Ces réserves obligatoires sont déposées par les banques sur le compte qu’elles possèdent auprès de leur banque centrale. Si elles déposent davantage que les sommes requises par la banque centrale, un taux de dépôt est appliqué sur ces réserves dites excédentaires.
Ce taux de dépôt, dans la zone euro, est négatif depuis 2014, et s’est stabilisé depuis 2019 à - 0,5 %. La Banque centrale européenne taxe donc elle-même le surplus d’épargne des établissements financiers, pour les inciter à ne pas laisser dormir l’argent et à le réinjecter dans l’économie en accordant des crédits.

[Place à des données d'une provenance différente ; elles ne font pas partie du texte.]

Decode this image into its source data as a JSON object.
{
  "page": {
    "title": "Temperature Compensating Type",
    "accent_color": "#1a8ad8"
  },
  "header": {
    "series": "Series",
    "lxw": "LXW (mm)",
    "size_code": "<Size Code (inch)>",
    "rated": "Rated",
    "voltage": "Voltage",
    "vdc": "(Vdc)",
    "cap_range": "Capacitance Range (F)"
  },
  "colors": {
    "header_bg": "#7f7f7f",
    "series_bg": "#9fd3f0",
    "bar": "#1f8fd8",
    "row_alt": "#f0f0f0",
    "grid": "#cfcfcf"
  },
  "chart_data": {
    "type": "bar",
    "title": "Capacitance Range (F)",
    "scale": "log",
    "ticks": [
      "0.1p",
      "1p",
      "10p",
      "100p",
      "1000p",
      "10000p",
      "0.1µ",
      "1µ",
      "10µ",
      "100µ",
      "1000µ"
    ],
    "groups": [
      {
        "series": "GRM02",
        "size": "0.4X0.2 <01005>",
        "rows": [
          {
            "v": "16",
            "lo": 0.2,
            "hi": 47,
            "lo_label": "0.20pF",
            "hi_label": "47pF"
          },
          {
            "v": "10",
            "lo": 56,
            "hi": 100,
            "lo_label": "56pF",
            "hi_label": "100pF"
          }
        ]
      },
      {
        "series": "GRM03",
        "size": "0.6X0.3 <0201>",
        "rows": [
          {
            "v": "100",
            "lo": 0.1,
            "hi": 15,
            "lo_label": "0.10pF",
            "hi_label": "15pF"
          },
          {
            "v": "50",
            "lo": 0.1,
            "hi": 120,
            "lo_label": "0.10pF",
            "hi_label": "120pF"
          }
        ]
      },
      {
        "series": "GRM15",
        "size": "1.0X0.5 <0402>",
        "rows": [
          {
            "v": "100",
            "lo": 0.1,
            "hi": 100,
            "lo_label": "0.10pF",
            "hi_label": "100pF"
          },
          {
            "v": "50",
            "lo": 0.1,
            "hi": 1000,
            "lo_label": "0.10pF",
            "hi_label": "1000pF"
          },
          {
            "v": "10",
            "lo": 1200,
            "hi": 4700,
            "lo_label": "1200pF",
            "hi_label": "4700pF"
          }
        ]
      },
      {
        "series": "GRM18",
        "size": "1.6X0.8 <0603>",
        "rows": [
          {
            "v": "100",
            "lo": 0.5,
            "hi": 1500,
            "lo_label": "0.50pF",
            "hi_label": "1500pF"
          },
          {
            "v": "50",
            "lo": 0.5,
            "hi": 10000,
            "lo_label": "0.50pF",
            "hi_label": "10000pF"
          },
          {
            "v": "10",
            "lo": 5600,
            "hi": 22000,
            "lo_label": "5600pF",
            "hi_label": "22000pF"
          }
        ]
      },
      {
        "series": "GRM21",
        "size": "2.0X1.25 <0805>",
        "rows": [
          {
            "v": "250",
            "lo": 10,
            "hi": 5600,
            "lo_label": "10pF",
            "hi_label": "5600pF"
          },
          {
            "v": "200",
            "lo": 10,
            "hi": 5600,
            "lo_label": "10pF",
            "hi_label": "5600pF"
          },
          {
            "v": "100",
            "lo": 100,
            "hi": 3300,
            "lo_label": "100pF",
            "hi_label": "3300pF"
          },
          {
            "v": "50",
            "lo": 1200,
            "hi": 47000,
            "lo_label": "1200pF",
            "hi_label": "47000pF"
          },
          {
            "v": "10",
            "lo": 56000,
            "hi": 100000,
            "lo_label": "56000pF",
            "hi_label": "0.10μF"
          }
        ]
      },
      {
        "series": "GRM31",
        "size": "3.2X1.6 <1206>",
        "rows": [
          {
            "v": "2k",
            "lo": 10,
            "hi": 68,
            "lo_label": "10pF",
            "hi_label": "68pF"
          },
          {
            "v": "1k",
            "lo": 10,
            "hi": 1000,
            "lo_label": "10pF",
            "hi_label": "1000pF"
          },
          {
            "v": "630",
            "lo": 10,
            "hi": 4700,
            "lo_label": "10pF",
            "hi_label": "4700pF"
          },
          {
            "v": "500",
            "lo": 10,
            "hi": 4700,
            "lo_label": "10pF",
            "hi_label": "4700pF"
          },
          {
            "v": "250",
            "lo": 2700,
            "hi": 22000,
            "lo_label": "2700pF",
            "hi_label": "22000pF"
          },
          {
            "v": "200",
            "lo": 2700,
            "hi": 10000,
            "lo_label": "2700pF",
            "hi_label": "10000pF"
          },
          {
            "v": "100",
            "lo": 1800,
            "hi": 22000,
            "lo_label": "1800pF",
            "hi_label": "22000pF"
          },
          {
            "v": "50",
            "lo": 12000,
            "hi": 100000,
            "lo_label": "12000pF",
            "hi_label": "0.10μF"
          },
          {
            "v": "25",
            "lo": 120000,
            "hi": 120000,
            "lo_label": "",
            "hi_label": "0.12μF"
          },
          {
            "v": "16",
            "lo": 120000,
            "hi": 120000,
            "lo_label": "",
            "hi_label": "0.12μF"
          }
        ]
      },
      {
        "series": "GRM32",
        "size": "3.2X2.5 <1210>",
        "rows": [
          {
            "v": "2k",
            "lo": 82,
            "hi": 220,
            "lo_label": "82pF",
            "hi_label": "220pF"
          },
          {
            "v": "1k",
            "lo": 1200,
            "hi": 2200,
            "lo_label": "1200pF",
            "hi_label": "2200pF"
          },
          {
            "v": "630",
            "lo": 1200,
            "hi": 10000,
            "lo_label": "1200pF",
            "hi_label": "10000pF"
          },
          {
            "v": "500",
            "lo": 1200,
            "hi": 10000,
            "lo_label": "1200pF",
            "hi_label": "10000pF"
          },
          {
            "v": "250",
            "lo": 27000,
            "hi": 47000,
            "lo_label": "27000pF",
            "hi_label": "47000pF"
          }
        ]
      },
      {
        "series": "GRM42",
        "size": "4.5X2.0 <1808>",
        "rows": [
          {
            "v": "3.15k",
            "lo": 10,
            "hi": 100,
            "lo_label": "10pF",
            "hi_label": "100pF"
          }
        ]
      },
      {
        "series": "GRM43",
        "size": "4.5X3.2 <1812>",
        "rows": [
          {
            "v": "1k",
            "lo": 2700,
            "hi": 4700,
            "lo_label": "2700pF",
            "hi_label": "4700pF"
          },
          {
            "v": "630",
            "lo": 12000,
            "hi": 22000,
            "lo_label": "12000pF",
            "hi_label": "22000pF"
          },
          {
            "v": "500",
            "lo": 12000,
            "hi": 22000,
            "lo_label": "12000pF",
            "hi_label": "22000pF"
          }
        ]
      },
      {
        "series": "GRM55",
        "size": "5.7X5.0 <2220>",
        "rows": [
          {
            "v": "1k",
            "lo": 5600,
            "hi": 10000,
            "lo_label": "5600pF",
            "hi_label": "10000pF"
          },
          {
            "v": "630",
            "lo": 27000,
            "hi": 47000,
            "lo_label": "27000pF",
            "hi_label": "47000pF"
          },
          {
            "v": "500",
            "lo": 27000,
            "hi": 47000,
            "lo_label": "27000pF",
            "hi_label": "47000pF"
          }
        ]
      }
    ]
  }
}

C’est la taxation de ces réserves excédentaires qui pousse aujourd’hui de grandes banques américaines et des groupes bancaires européens à taxer à leur tour les dépôts de leurs clients, voire à les refuser.
Des dépôts taxés ou refusés
Le groupe bancaire allemand Commerzbank, de même que la Hamburger Sparkasse, la caisse d’épargne publique n° 1 du pays, ont fait savoir que tous les dépôts d’un montant supérieur à 50 000 euros seraient désormais taxés à 5 %.
Au Danemark, la Danske Bank, première banque du pays, taxait déjà ses clients les plus fortunés. Depuis plusieurs mois, elle abaisse progressivement les seuils : le 1er janvier 2021, elle a ramené le plafond à 250 000 couronnes, et à compter du 1er juillet, ce sont tous les dépôts supérieurs à 100 000 couronnes qui seront taxés à hauteur de 0,6 à 1 %.
Les trois plus grandes banques des États-Unis, à savoir Citigroup, JP Morgan et Bank of America, ont quant à elles demandé à leurs clients possédant les patrimoines les plus importants de ne pas faire de nouveaux dépôts, et les renvoient pour cela vers des fonds monétaires.
Les dépôts de ces 3 banques avaient connu une hausse de 92 milliards de dollars en 2019, puis atteint les 1000 milliards de dollars en 2020. Ils ont encore augmenté de 243 milliards de dollars au cours du premier trimestre 2021.
En France, durant le 1er trimestre, la hausse des dépôts a été de 14 % dans les établissements du groupe Société Générale, et de 23 % dans ceux du groupe BPCE. Toutefois, à l’heure actuelle, ni le gouverneur de la Banque de France, ni les établissements bancaires de l’hexagone n’envisagent la taxation des dépôts.
Les banques françaises sont moins impactées par le coût du surplus d’épargne, car elles bénéficient de deux dispositifs :
- les TLTRO ou opérations de refinancement à plus long terme, qui autorisent les établissements à emprunter à des taux négatifs pour accorder à leur tour des prêts aux PME.
- le tiering, qui permet de diminuer l’impact des taux négatifs. Ce dernier dispositif a été mis en place à la fin de l’année 2019 par la Banque centrale européenne.